Les mineurs creusent des zones de pergélisol que les chercheurs comme M. Opel peuvent par la suite étudier pour mieux comprendre les cycles du climat sur les 100 000 dernières années. Si ces espaces ne sont pas entretenus correctement, ils peuvent cependant perdre tout intérêt pour l’avenir.

Excavations illégales

En Sibérie, des découvertes semblables ont été effectuées après que des équipes eurent dynamité le pergélisol et creusé d’énormes tunnels pour déterrer des défenses de mammouths.

Les chasseurs de défenses, qui procèdent souvent de façon illégale, ont tendance à jeter les autres parties des animaux qu’ils trouvent, note Love Dalén, un professeur en génomique évolutive à l’Université de Stockholm en Suède.

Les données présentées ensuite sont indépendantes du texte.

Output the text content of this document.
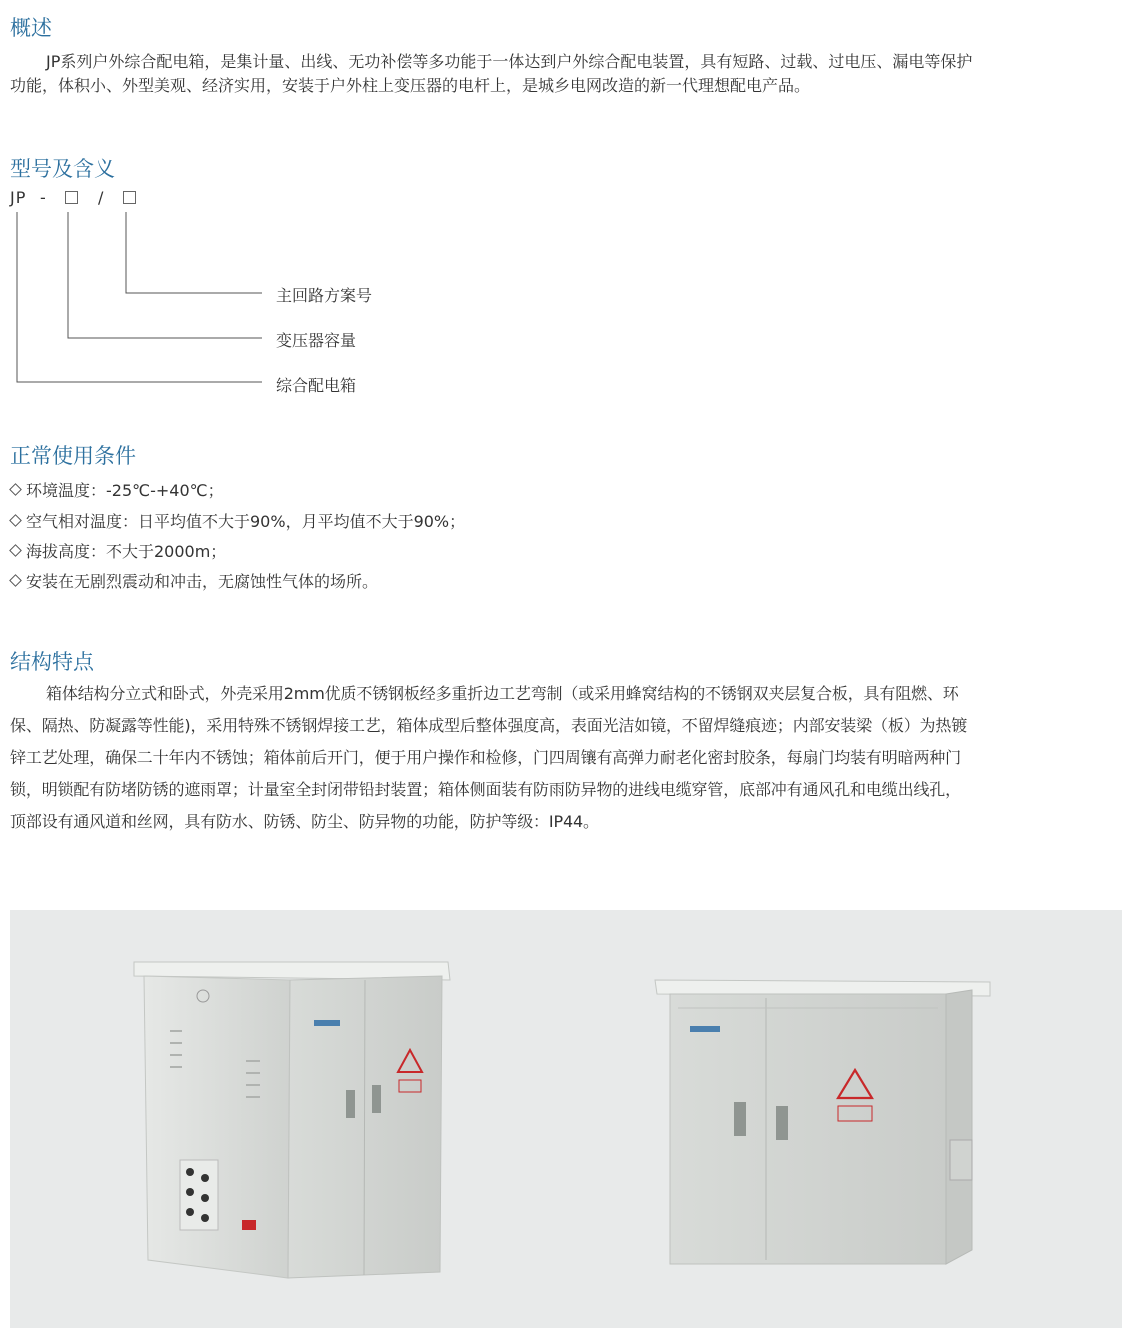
概述
JP系列户外综合配电箱，是集计量、出线、无功补偿等多功能于一体达到户外综合配电装置，具有短路、过载、过电压、漏电等保护
功能，体积小、外型美观、经济实用，安装于户外柱上变压器的电杆上，是城乡电网改造的新一代理想配电产品。
型号及含义
JP -	/
主回路方案号
变压器容量
综合配电箱
正常使用条件
环境温度：-25℃-+40℃；
空气相对温度：日平均值不大于90%，月平均值不大于90%；
海拔高度：不大于2000m；
安装在无剧烈震动和冲击，无腐蚀性气体的场所。
结构特点
箱体结构分立式和卧式，外壳采用2mm优质不锈钢板经多重折边工艺弯制（或采用蜂窝结构的不锈钢双夹层复合板，具有阻燃、环
保、隔热、防凝露等性能)，采用特殊不锈钢焊接工艺，箱体成型后整体强度高，表面光洁如镜，不留焊缝痕迹；内部安装梁（板）为热镀
锌工艺处理，确保二十年内不锈蚀；箱体前后开门，便于用户操作和检修，门四周镶有高弹力耐老化密封胶条，每扇门均装有明暗两种门
锁，明锁配有防堵防锈的遮雨罩；计量室全封闭带铅封装置；箱体侧面装有防雨防异物的进线电缆穿管，底部冲有通风孔和电缆出线孔，
顶部设有通风道和丝网，具有防水、防锈、防尘、防异物的功能，防护等级：IP44。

Ces opérations de creusement de tunnels ont tendance à générer de très grandes quantités d’os et de dents [anciens], qui sont simplement emportés parce qu’ils sont dans le chemin, jetés dans un grand tas à l’extérieur et laissés là.Love Dalén, professeur en génomique évolutive à l’Université de Stockholm

Il ajoute qu’il est donc intéressant pour les scientifiques de se rendre sur place pour échantillonner ces os et ces dents et pour en faire une analyse ADN.

Sparta, le lionceau des cavernes, est mort il y a 28 000 ans, mais a été parfaitement conservé avec sa fourrure, ses moustaches et ses organes. Cette photo a été publiée par les scientifiques qui étudient le lionceau le 6 août 2011. (Love Dalén)

Le professeur Dalén a notamment fait partie de l’équipe qui a étudié deux lionceaux préhistoriques trouvés par des chasseurs de défenses en Russie il y a quatre ans.

Il affirme que les tunnels des chasseurs donnent l’occasion aux géologues d’étudier le pergélisol de l’intérieur s’ils peuvent y avoir accès, mais ils causent aussi des dommages à l’environnement local.

« En gros, ça enlève le pergélisol. Au bout de quelques années, ces tunnels vont se dégeler au point de s’effondrer, et toute la zone où ils ont été creusés va s’affaisser puis être emportée dans la rivière. »

Accélération des changements climatiques

Malgré tout, les scientifiques pensent que les changements climatiques sont une menace bien plus grande pour le pergélisol que les activités humaines à petite échelle.

Une grave érosion du pergélisol menace des maisons dans le village yup’ik de Quinhagak, dans le delta du Yukon, en Alaska, en avril 2019. L’Arctique se réchauffe à un rythme plus rapide que le reste de la planète. (Mark Ralston/AFP/Getty)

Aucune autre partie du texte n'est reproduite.